A round-up of book signings, author interviews, news and events.
The World Under the Wood
When Corey and his sister Teigan go exploring in the woods, they meet a tiny little man who introduces himself as Archie the ermp, one of a happy band of small people who live far underground. They follow their new friend through a hidden door in a hollow tree and down into his secret home – and on the way they find they have become almost as small as Archie. They meet his family and his many ermp friends, and soon find themselves having such a good time that they completely forget to go home…An enchanting story for six to nine-year-olds.
Toad is about to get married, but his plans are thrown into disarray when he is snatched from the lake where he lives and taken far away. With the help of some camels and their keepers he makes his wayback to the lake, encountering some dangerous and life-changing moments along the way. But will he get to his wedding on time? A delightful and heartwarming story suitable for readers of all ages.
Daliah Husu is a transgender writer and poet whose work focuses on themes of love, self-acceptance and spiritual and emotional fulfilment. Her lifelong struggle with gender identity, sexuality, social acceptance, and substance abuse has inspired her to share her remarkable story.
Living the life of her dreams won’t be easy – especially since she was born male. But her dream life may yet come true – if she truly wants it.
In this raw and emotionally charged memoir, Daliah Husu declares her trans womanhood with an honest and authoritative voice. Searching for her true identity, yearning for her mother’s acceptance, and desperate to find love, Daliah shares her painful, yet enriching journey into self-actualisation and womanhood – a journey that starts as a young boy growing up without his father or mother in the slums of Santo Domingo, and who later transforms into a young woman obsessed with the attention of men, forced into sex work, and haunted by alcohol and drug abuse.
Remarkably, I Am Woman emphasises that in the midst of our loneliness, suffering and darkness, our hopes and dreams continue to illuminate our path to personal freedom, survival and ultimately love.
Richard Westcott has written this book to record, mainly for the benefit of the next generation, some of the history of his family and, in particular, of the struggles and difficulties his forebears encountered when living and working in the farming communities around the foothills of Exmoor in more challenging days. By collating and assembling his own and relatives’ recollections of the last century and material from local history, he has painted an intriguing portrait of 20th century life on and around Exmoor. He also tells how he left the area to further his career and became a successful city financier, while never losing contact with his West Country roots.
Jim Emerton is a philosopher and a poet as well as an internationally known pigeon racing expert. His travels around the world and his explorations of the natural world near his home have given him endless material as he muses about the wonders and foibles of nature and the folly of man.

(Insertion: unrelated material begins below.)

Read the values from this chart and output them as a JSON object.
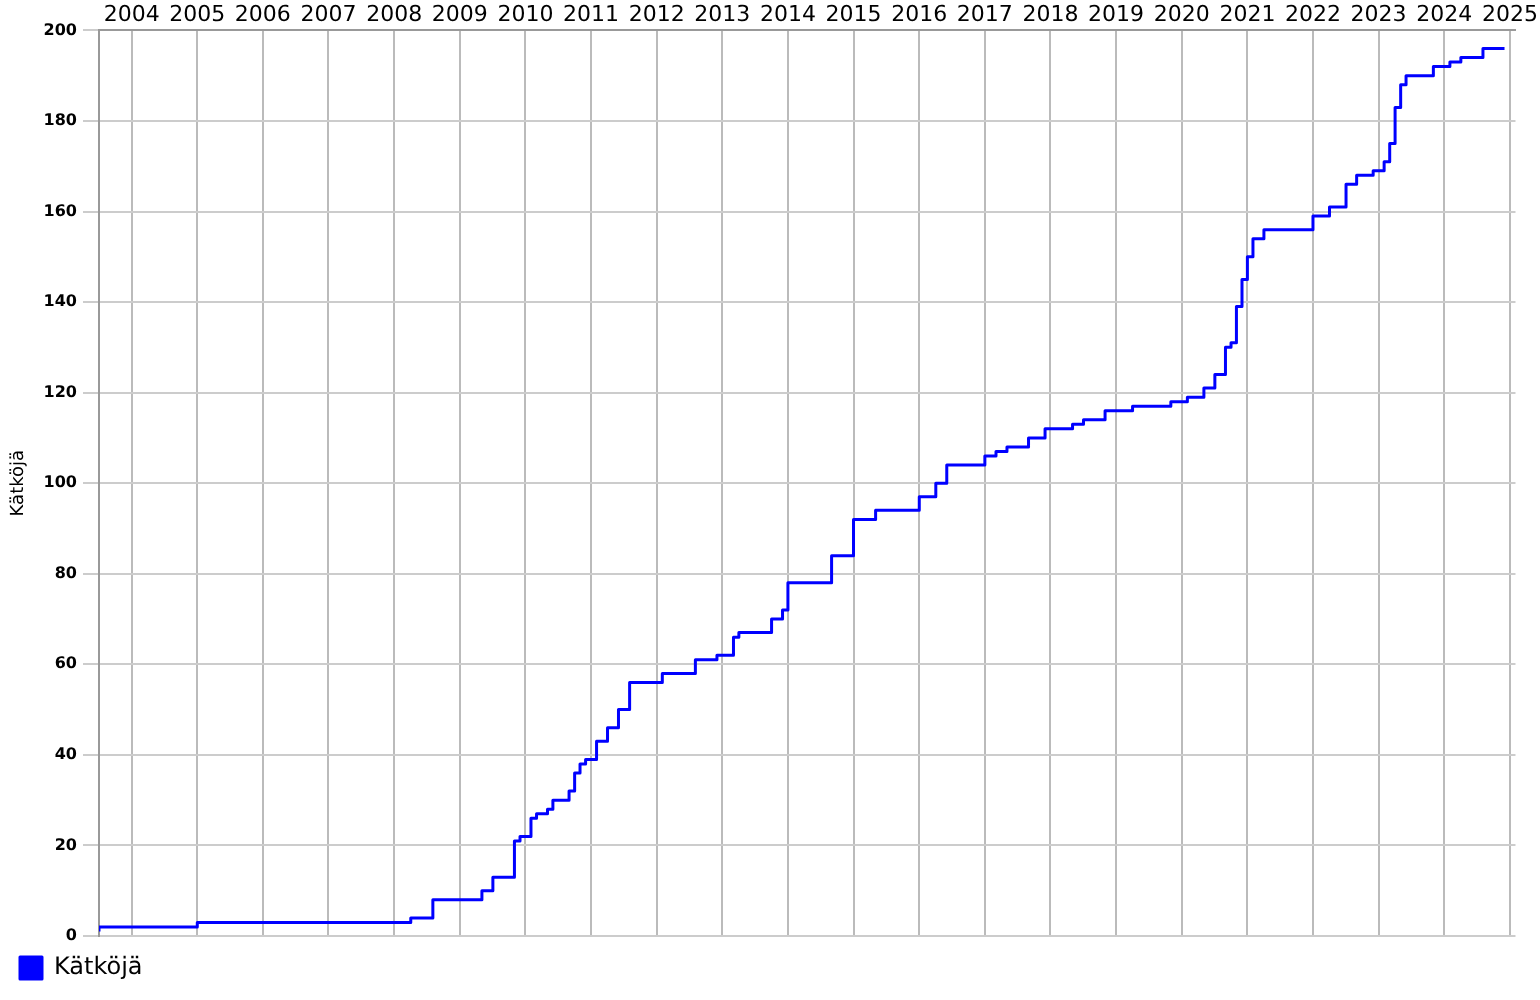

His verses and epigrams cover everything from pigeons to pop stars and from stars to spirits.
“We are all less than specks of dust, mere minnows in what is in here and what is out there.”
After leaving school at 15 in 1950, John Wells began an apprenticeship with one of the country’s leading pipe organ builders. On completion of National Service he resumed his career as an organ builder, which took him around the United Kingdom and on several occasions across the Atlantic, allowing him the priceless opportunity to meet and be reconciled with the mother who had left home when he was just six years old.
Ultimately John joined the Civil Service, helping to maintain, repair and replace the many organs and pianos in military establishments, prisons, British schools and government offices at home and abroad. In the decade since retirement he has become a specialist in American ‘duck stamps’ and conservation stamps, a subject in which he has become an acknowledged expert. His first book was an authoritative specialist publication, The History and Local Post of Rattlesnake Island, Lake Erie. This, his life story, is his second.
How are we to please God and learn how to do what He tells us is right? The author sets out for us what God’s approval means and how we can earn it. Quoting extensively from the Bible, she explains the importance of faith, obedience and giving if we are to please God and do His will. This book is a wake-up call to Christians who are not yet on the right path.
Mary has only just buried her husband when she opens a letter which appears to reveal that he was hiding something from her – something which will change her world. Emily’s world has already been changed by a holiday pregnancy. How can she ever find happiness without the child which she had longed to bring up as her own? And what is the secret of Hilda’s white wicker chair? These seven stories are all about women, and all deal with the big issues of life – love, marriage, loss, grief, deceit, disappointment and getting your own back.
For 15 summers, Rosalind Scott and her husband went cruising, usually in the company of her mother-in-law Lilian. Invariably Lilian managed to put her own inimitable stamp on the holiday by means of everything from staged accidents, exaggerated bouts of sickness and luggage mix-ups to queue-jumping and run-ins with customs officials. Now Rosalind (or ‘Roslin’ as Lilian always insisted on calling her) has woven together her memories of those cruises, along with stories of encounters with everything from gypsies and self-appointed aristocrats to dragons and hurricanes.